Carpets, as far as being art objects, do hold quite a deep and extensive history in the Arab world and their craft has been highly viewed, adapted and admired for centuries. The Arabic language is also one that has been around for centuries and carries with it its own unique adaptations, linguistic capabilities and semantic structures. As an Arab, I feel that my language is integral to who I am and it is certainly a way in which I identify with my own roots. Seeing this piece and the way in which it superimposes one form of identity on another, setting it in a material such as concrete, speaks to the idea of the unmoving position in which our roots hold us as a culture. The fact that the piece is a carpet as opposed to a wall or a table also depicts the idea of its proximity to the floor… to ground roots. If you think about it, one major aspect of any culture is its art of language; its form of communication in which individuals form speech. Any given language is a beacon of its culture. If the language fades so do its people.

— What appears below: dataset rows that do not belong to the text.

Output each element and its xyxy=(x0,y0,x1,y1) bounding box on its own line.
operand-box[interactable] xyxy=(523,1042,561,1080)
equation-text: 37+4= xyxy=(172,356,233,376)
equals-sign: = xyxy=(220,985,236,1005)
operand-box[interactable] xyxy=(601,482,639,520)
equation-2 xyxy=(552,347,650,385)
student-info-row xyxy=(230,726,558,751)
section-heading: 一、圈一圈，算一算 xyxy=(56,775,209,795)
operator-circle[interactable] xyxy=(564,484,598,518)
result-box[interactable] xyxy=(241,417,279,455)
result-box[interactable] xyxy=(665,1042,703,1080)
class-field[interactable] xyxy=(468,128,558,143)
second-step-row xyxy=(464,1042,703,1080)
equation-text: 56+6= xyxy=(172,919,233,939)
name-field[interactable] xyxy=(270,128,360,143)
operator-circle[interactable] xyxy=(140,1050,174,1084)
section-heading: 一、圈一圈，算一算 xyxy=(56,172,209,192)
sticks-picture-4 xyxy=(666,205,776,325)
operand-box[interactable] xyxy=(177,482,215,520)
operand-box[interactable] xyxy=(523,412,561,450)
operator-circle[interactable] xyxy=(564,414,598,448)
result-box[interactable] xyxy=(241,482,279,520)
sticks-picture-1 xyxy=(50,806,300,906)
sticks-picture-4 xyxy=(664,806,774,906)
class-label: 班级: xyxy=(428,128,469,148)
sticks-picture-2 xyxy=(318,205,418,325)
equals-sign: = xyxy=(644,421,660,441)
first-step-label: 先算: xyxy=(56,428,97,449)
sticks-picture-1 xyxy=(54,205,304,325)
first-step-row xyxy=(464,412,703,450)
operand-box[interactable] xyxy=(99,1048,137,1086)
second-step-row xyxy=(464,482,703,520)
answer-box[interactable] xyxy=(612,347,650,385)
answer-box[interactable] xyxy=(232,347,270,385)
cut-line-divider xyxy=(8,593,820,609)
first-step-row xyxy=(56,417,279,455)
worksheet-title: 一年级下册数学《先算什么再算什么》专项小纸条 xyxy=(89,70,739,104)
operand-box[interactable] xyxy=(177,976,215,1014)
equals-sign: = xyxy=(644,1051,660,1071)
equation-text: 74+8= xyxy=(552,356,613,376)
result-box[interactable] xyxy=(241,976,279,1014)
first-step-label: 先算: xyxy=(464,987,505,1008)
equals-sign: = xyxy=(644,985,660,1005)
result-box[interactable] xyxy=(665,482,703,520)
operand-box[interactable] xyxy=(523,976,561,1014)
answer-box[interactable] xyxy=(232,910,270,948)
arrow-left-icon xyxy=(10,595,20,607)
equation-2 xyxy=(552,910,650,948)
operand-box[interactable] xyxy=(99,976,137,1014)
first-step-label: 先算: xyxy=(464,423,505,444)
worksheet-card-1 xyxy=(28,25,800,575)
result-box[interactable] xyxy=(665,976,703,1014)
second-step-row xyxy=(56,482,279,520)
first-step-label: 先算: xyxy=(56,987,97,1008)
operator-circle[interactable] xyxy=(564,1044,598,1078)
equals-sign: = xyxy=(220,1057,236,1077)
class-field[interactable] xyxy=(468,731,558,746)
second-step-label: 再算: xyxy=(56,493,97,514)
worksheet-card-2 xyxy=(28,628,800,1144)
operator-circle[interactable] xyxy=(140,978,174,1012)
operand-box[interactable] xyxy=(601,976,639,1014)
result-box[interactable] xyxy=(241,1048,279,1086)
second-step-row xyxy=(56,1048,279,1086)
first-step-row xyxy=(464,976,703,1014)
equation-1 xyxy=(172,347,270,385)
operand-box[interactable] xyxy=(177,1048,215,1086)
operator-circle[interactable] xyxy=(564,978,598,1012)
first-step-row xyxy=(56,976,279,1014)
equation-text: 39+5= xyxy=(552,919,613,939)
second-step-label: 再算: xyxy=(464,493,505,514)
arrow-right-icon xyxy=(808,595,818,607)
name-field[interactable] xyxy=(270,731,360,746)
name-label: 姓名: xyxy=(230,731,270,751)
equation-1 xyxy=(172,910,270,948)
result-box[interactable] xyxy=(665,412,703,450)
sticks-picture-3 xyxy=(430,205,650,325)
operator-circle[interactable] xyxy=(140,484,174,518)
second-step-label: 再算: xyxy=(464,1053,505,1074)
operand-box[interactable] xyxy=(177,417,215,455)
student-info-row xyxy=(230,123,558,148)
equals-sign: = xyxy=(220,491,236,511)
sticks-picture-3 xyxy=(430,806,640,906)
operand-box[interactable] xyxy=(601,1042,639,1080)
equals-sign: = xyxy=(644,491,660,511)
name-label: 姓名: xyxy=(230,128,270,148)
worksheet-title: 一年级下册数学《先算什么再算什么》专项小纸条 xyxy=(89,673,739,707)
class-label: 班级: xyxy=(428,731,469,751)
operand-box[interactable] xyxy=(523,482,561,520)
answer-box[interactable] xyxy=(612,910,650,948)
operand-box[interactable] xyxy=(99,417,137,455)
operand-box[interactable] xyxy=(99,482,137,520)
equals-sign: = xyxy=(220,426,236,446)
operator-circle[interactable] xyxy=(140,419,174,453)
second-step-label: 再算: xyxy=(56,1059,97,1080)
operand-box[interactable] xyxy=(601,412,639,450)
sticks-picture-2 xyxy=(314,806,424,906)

Setting ones language in concrete is one way of portraying the idea that this mother tongue is here to stay.

About the Artist and the Piece:

Nada Debs’ web site: http://www.nadadebs.com

After hearing Debs speak of her childhood in Japan and the way in which the typography was designed with both Arabic and Japanese in mind the piece took on an even deeper connection to the idea of ground roots and the influences of identity in intertwining cultures.

The more I interacted with this piece the deeper this message spoke to me and I was truly moved by its implications.